Nurse practitioners (NPs) save lives every day. They care for patients, oversee treatment plans, research the latest developments in healthcare, and are often educators in their field.

As such, becoming a nurse practitioner and working in the field requires advanced training, education, and many hours of clinical work so that NPs are able to deliver the best patient care possible.

Below, we take a look at the educational requirements you’ll need to complete to become an NP, as well as the difference between the two advanced degrees you can earn in nursing: A Master of Science in Nursing (MSN) and a Doctor of Nursing Practice (DNP).

Nurse Practitioner Degrees

1. Bachelor of Science in Nursing (BSN)

In order to become a nurse practitioner, you’ll first need to complete a Bachelor of Science in Nursing (BSN). Earning your BSN prepares you for a career as a NP in a few ways.

First, like earning an associate’s degree in nursing, it will prepare you to take the NCLEX-RN exam, which you must pass before you can become a registered nurse. You must be a registered nurse in order to become a nurse practitioner.

Second, as you will see below, becoming a nurse practitioner will require you to earn a graduate degree, and virtually all graduate nursing degrees will require you to hold a bachelor’s degree before you can enroll.

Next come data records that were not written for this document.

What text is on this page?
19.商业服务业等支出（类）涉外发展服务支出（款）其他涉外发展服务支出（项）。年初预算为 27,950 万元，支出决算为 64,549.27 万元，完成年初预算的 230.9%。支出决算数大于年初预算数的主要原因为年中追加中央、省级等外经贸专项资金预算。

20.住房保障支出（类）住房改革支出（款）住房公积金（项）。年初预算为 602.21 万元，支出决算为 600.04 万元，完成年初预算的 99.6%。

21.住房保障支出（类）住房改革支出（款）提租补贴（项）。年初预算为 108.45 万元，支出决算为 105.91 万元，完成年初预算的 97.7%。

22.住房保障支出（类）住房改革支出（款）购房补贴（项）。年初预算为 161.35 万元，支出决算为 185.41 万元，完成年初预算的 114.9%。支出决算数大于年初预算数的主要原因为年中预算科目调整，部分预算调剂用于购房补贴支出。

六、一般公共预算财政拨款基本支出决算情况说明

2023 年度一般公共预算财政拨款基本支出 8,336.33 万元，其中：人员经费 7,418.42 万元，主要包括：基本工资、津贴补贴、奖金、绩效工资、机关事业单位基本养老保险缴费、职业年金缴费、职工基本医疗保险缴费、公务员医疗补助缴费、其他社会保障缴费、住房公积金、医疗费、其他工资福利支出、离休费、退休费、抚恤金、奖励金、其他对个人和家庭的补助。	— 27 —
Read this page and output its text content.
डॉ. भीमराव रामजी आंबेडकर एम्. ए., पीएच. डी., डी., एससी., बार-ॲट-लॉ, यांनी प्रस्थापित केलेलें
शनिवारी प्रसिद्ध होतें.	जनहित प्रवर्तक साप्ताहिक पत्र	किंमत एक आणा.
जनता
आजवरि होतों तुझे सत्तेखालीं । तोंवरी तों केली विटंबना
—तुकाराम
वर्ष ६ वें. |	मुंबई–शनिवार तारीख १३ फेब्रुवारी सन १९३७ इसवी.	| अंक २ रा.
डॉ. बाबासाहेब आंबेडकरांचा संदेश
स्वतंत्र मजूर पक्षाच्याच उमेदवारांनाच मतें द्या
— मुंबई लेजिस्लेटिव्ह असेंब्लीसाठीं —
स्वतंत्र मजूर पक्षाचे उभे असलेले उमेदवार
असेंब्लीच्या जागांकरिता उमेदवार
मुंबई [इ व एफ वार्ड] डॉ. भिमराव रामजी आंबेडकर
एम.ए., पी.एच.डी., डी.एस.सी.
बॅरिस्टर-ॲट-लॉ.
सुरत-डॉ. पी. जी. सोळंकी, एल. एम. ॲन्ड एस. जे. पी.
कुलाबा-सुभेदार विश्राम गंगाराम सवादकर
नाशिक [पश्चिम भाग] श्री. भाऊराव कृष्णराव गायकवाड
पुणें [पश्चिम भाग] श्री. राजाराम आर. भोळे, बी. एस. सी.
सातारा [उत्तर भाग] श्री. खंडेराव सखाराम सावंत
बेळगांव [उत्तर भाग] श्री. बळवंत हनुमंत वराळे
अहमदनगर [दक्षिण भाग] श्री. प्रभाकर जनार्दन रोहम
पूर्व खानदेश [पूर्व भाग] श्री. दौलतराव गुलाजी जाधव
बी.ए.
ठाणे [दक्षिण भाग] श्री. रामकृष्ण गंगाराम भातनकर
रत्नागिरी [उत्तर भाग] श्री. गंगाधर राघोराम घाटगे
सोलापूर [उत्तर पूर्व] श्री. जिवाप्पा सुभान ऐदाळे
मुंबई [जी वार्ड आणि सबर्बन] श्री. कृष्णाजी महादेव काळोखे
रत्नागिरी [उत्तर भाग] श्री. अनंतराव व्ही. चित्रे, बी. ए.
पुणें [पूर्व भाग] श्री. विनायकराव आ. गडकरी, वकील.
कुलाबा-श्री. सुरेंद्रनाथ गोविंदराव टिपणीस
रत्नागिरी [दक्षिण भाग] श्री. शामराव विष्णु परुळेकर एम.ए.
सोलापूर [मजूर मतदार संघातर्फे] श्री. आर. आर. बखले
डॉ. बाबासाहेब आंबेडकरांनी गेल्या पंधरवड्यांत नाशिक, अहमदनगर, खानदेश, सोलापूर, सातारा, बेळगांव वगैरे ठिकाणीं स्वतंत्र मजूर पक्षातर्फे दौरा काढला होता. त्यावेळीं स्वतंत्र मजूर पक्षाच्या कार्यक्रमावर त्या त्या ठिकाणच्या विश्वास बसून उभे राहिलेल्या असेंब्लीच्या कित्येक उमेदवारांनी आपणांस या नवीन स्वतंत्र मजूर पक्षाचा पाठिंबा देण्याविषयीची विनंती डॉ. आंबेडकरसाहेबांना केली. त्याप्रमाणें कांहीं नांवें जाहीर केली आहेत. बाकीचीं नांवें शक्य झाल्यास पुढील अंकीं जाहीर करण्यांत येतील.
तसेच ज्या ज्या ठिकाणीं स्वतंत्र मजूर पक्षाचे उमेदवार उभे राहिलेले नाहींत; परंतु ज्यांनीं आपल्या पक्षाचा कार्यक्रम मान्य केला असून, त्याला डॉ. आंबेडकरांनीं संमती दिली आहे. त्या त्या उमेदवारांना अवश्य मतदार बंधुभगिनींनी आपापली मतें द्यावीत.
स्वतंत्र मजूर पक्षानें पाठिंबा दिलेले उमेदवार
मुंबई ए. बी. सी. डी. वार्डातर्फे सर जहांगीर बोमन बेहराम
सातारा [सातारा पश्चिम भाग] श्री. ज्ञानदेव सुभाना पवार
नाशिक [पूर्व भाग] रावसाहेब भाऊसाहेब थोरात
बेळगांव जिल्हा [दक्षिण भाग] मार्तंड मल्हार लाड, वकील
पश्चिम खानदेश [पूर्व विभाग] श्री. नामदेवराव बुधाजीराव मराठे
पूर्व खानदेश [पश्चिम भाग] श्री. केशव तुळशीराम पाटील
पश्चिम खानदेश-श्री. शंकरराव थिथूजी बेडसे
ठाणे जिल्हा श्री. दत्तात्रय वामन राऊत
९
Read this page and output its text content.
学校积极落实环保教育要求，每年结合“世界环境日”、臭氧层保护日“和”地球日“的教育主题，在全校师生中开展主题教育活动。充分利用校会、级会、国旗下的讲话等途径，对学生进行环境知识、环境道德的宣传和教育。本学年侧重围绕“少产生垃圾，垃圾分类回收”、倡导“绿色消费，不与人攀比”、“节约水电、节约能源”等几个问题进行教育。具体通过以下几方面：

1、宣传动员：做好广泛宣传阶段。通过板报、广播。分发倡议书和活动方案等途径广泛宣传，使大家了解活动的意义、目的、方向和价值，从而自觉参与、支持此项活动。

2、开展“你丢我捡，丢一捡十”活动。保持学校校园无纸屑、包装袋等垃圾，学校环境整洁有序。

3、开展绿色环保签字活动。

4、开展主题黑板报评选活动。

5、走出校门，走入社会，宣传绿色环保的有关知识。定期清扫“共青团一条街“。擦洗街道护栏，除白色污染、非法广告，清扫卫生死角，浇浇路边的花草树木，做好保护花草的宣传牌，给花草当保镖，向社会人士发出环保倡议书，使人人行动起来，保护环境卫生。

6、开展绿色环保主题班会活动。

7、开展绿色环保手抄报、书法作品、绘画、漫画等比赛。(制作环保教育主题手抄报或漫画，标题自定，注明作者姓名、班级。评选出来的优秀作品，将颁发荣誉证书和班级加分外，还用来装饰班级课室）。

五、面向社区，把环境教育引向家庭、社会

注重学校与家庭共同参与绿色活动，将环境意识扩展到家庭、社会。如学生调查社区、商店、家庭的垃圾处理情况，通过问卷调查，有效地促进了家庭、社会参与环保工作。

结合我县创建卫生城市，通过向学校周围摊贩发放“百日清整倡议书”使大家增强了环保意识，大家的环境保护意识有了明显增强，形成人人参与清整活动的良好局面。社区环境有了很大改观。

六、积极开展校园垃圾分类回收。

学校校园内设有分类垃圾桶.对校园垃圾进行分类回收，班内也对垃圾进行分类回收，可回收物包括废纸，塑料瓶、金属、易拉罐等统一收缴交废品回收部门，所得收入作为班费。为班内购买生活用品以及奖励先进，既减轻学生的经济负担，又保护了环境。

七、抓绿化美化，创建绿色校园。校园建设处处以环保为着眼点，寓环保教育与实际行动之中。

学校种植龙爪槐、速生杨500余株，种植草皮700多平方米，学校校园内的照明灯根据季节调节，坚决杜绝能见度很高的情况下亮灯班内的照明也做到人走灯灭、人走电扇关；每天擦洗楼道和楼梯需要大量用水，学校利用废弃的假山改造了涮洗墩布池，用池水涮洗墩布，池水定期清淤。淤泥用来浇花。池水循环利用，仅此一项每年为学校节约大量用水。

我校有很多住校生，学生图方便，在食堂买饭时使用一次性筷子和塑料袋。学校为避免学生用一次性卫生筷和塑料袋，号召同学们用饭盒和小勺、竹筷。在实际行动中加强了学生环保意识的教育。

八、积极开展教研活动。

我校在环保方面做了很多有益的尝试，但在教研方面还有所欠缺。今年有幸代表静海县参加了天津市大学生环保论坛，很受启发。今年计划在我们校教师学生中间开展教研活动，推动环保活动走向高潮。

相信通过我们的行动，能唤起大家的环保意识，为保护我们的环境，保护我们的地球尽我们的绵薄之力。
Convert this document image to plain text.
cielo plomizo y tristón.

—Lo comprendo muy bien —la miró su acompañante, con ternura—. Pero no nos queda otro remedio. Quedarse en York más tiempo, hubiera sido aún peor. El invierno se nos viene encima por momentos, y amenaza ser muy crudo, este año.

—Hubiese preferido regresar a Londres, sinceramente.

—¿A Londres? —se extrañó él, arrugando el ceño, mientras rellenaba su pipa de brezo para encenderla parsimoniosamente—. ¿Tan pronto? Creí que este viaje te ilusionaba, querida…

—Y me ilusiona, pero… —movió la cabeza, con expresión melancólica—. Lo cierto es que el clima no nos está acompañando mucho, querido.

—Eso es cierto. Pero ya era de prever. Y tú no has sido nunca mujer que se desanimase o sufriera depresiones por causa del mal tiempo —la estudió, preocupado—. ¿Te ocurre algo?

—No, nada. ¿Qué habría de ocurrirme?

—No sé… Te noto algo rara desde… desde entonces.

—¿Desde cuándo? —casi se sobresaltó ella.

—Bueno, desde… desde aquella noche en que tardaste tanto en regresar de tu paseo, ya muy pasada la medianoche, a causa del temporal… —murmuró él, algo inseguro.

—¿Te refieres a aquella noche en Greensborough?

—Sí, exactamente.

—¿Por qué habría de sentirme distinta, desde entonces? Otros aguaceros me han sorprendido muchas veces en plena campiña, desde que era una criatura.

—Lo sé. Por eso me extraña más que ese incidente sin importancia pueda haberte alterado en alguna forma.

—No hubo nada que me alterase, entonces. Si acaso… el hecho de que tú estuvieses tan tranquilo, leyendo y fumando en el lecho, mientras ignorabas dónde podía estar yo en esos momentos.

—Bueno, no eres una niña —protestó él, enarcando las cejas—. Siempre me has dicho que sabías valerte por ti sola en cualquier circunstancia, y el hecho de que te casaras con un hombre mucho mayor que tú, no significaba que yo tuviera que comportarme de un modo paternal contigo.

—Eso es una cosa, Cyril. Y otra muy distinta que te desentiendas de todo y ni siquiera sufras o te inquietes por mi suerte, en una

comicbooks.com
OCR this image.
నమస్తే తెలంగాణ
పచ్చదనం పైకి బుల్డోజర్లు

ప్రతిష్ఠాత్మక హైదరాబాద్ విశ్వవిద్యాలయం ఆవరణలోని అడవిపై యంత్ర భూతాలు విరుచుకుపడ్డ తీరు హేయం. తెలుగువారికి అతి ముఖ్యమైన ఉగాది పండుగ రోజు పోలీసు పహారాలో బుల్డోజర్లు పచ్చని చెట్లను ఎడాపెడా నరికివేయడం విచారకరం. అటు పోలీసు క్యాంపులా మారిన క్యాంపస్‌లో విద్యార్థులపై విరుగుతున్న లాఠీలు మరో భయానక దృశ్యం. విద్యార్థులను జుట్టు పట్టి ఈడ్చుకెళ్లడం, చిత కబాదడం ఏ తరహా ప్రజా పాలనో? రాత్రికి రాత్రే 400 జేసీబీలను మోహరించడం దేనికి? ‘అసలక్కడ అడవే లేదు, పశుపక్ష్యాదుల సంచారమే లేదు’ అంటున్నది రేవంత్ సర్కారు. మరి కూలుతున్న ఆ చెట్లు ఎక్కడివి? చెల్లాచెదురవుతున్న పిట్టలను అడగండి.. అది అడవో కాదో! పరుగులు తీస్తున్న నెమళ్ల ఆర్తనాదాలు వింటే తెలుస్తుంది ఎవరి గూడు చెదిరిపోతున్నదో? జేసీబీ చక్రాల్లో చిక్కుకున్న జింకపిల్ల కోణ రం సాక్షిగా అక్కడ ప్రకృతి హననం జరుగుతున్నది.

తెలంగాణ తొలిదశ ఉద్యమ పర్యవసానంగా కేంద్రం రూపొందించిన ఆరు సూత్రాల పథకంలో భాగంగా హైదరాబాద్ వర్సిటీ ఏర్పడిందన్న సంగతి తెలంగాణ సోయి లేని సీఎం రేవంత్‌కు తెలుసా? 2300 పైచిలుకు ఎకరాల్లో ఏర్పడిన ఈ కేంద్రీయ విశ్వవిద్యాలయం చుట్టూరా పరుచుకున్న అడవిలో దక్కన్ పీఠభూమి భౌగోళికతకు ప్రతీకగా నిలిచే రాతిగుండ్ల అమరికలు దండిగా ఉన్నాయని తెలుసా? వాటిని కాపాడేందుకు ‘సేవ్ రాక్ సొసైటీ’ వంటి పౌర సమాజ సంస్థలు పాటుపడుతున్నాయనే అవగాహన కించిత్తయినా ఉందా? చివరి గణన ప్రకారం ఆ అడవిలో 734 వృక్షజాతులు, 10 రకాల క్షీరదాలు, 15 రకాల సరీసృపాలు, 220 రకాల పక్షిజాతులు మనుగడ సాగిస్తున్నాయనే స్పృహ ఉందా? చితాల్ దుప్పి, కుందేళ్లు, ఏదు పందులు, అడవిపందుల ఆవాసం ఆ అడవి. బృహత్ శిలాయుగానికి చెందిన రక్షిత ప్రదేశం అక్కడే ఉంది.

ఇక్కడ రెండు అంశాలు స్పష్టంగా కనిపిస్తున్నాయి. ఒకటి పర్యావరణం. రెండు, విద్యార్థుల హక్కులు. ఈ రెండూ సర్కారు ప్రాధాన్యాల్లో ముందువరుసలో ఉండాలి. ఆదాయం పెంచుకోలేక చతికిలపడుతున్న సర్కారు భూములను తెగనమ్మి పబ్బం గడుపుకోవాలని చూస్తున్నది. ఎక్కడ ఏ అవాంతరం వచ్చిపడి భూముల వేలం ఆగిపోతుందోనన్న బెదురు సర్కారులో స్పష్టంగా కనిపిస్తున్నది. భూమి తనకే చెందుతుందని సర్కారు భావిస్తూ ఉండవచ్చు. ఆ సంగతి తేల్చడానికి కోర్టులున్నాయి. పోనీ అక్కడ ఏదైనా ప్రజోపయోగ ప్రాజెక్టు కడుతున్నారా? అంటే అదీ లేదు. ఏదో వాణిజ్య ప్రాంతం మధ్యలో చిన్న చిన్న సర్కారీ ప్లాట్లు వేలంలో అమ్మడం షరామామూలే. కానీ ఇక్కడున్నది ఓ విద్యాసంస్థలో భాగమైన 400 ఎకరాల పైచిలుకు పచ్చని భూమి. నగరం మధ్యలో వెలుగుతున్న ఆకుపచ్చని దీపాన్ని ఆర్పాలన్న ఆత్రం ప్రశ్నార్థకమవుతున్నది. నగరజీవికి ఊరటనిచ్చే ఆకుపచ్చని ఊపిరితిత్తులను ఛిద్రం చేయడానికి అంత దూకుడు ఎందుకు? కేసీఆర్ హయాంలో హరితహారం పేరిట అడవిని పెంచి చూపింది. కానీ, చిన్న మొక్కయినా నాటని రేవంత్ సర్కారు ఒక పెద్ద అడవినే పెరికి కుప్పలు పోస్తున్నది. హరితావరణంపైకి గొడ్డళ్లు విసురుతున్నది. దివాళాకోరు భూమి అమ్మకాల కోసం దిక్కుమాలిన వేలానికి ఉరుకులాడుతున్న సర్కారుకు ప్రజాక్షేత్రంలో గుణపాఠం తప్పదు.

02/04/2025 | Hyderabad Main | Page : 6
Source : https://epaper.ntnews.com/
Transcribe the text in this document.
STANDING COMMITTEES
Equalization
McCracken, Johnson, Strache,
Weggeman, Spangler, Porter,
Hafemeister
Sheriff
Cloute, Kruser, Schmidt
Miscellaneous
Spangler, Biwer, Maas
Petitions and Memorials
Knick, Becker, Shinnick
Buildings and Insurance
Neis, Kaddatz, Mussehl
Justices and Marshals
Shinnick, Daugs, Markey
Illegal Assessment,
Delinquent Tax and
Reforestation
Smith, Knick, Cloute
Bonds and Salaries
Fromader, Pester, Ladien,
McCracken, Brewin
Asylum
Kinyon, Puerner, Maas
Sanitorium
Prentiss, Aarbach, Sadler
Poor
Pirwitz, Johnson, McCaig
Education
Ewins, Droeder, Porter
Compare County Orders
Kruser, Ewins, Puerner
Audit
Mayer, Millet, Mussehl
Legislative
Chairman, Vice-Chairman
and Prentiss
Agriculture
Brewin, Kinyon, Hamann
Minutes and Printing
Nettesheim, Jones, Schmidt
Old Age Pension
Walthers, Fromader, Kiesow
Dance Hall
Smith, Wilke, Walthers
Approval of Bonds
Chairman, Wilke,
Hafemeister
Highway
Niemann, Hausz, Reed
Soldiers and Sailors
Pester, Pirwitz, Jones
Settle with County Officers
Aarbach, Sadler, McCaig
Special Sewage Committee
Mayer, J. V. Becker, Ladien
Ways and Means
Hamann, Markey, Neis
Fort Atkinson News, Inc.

Of course, in some states you can become a registered nurse by only earning an associate’s degree in nursing. In these cases, you will need to complete your bachelor’s degree before enrolling in a graduate program. There are, however, many accelerated nursing programs that you can consider to make this process as quick as possible.

After becoming an RN, you can choose to work in the field as an RN for a time (as many nurses choose to do), or you can immediately continue your education to become a nurse practitioner.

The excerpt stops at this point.